Introduction: Employers are instituting employee wellness programs that include educational, lifestyle coaching, and weight and other condition management components to address obesity-related issues in the workplace. However, the findings of such wellness initiatives have been mixed. The purpose of this exploratory study is to determine whether the readiness for change measures are important predictors of weight loss in an employee wellness program. Methods: Retrospective data analysis of an employee wellness program conducted in the United States was conducted using data collected between 2014 and 2015 for people with BMI ≥ 30. These participants were assigned to one of two subprograms: weight management or condition management. We assessed the weight change within each program. Further, the relationship between weight change and readiness for change variables for weight, diet, and physical activity were examined by applying multiple linear regression and logistic regression models.
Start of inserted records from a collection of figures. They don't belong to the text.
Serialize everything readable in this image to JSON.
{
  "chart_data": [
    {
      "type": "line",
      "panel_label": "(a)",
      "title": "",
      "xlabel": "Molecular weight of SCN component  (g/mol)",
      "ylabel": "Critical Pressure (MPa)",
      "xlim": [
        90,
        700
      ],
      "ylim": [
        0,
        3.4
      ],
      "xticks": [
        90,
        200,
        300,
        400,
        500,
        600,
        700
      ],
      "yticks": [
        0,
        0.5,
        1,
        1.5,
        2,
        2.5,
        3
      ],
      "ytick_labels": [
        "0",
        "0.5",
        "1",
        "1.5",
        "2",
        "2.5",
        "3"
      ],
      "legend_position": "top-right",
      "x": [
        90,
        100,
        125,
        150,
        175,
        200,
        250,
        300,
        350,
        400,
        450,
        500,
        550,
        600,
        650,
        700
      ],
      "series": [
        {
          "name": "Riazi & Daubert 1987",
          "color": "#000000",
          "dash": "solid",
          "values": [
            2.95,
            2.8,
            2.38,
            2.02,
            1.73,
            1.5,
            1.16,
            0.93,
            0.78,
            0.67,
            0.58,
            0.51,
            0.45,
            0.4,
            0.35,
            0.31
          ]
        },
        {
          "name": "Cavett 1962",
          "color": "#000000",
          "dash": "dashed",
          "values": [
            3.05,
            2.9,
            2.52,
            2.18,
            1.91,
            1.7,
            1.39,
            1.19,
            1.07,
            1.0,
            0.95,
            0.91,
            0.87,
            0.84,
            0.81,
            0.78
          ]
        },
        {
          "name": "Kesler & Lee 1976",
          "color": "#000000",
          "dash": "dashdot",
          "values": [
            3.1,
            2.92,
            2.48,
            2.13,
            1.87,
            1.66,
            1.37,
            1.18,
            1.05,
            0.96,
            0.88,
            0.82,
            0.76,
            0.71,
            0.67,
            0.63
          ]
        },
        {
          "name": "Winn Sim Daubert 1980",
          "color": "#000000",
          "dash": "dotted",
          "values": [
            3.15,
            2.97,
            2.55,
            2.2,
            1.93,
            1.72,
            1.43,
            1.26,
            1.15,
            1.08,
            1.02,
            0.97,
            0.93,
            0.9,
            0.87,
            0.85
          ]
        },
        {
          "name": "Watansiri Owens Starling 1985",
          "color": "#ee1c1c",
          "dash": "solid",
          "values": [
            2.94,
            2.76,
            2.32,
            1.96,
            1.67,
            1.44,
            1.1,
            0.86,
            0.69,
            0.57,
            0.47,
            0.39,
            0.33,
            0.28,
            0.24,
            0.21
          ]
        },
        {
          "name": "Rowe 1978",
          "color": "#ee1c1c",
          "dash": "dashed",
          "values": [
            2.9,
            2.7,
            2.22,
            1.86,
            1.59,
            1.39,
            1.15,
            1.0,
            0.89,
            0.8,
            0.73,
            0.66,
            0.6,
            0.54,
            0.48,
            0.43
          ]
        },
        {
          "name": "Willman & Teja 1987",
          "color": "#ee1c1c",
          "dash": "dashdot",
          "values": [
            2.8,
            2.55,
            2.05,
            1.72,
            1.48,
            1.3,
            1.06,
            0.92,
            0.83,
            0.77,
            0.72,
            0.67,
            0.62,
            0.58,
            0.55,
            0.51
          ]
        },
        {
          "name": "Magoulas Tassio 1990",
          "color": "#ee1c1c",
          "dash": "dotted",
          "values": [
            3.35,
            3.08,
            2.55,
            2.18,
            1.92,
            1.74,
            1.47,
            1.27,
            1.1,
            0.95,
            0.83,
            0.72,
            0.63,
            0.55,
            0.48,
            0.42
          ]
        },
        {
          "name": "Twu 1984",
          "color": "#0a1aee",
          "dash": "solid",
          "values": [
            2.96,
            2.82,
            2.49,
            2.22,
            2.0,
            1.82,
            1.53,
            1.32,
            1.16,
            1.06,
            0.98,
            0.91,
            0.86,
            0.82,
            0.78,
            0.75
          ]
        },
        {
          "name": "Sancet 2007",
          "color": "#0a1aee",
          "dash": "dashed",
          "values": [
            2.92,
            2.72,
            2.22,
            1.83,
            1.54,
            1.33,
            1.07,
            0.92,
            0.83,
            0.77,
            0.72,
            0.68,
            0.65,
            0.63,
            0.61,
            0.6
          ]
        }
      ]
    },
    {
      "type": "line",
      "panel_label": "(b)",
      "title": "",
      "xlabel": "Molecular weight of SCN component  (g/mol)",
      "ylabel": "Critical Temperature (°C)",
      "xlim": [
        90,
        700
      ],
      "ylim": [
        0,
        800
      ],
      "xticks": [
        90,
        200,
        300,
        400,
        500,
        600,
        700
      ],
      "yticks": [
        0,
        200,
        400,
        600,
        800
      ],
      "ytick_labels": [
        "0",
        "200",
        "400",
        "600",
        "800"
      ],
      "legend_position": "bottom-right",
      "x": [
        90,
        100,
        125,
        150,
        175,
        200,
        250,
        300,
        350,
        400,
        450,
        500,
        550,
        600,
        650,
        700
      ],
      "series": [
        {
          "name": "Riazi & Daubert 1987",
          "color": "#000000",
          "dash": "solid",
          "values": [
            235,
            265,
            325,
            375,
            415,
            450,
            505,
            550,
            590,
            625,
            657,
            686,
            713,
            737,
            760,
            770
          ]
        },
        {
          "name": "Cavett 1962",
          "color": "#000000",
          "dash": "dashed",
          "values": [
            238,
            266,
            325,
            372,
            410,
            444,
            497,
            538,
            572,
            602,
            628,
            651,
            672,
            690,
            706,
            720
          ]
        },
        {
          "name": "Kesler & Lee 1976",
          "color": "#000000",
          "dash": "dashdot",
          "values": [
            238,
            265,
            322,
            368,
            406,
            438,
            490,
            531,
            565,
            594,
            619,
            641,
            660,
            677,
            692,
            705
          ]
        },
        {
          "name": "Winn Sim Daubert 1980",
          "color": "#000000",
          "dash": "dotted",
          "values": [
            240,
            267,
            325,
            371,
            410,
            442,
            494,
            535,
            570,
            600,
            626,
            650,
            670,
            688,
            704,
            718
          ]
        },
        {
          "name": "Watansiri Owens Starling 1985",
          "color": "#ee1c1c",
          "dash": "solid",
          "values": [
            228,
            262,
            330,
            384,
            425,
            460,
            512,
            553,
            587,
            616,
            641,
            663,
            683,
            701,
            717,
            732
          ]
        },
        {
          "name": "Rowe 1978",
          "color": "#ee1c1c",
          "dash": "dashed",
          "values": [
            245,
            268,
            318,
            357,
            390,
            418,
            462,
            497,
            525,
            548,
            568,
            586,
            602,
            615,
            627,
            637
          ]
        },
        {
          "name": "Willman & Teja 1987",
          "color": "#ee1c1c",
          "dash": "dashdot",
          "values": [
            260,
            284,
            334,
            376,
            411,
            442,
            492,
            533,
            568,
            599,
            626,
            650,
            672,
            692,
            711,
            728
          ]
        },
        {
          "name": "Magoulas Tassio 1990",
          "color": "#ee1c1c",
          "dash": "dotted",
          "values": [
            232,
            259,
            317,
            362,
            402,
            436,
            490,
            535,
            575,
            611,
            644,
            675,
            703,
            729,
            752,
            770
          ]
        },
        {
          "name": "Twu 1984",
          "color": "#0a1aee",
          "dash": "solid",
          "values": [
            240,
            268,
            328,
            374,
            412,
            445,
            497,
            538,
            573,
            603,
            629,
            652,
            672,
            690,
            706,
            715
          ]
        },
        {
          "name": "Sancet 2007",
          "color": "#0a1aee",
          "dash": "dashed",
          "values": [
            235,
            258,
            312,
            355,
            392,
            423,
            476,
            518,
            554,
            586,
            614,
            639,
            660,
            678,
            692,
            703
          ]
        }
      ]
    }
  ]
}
The multivariable model included subprogram; gender; age; systolic and diastolic blood pressure; risk factor count; readiness for change for weight, activity, and diet; and stress level as covariates. Results: There were 209 participants in the weight management program and 243 participants in the condition management program who met the criteria for obesity, resulting in a final sample of 452 participants. On average, the weight change for these participants was -0.28 pounds (SD = 15.55) and there was no statistical difference between the weight change in the two programs. When compared to the reference group (maintenance), participants at the action stage of physical activity, on average, lost weight (b = -4.59, p = 0.02). Likewise, participants at the pre-contemplation stage of physical activity lost weight when compared to the maintenance group (b = -26.24, p = 0.000). Participants at the pre-contemplation stage of physical activity had higher odds of achieving at least 5% weight loss than participants at the maintenance stage (OR = 5.80, p = 0.053). Conclusion: Readiness for change for activity may be a predictor of weight change, and may predict the likelihood of achieving clinically significant weight loss. These findings can assist in targeting subjects for participation in such programs. The findings regarding the relationship between readiness for change and weight loss are counterintuitive, and further research is warranted in this area.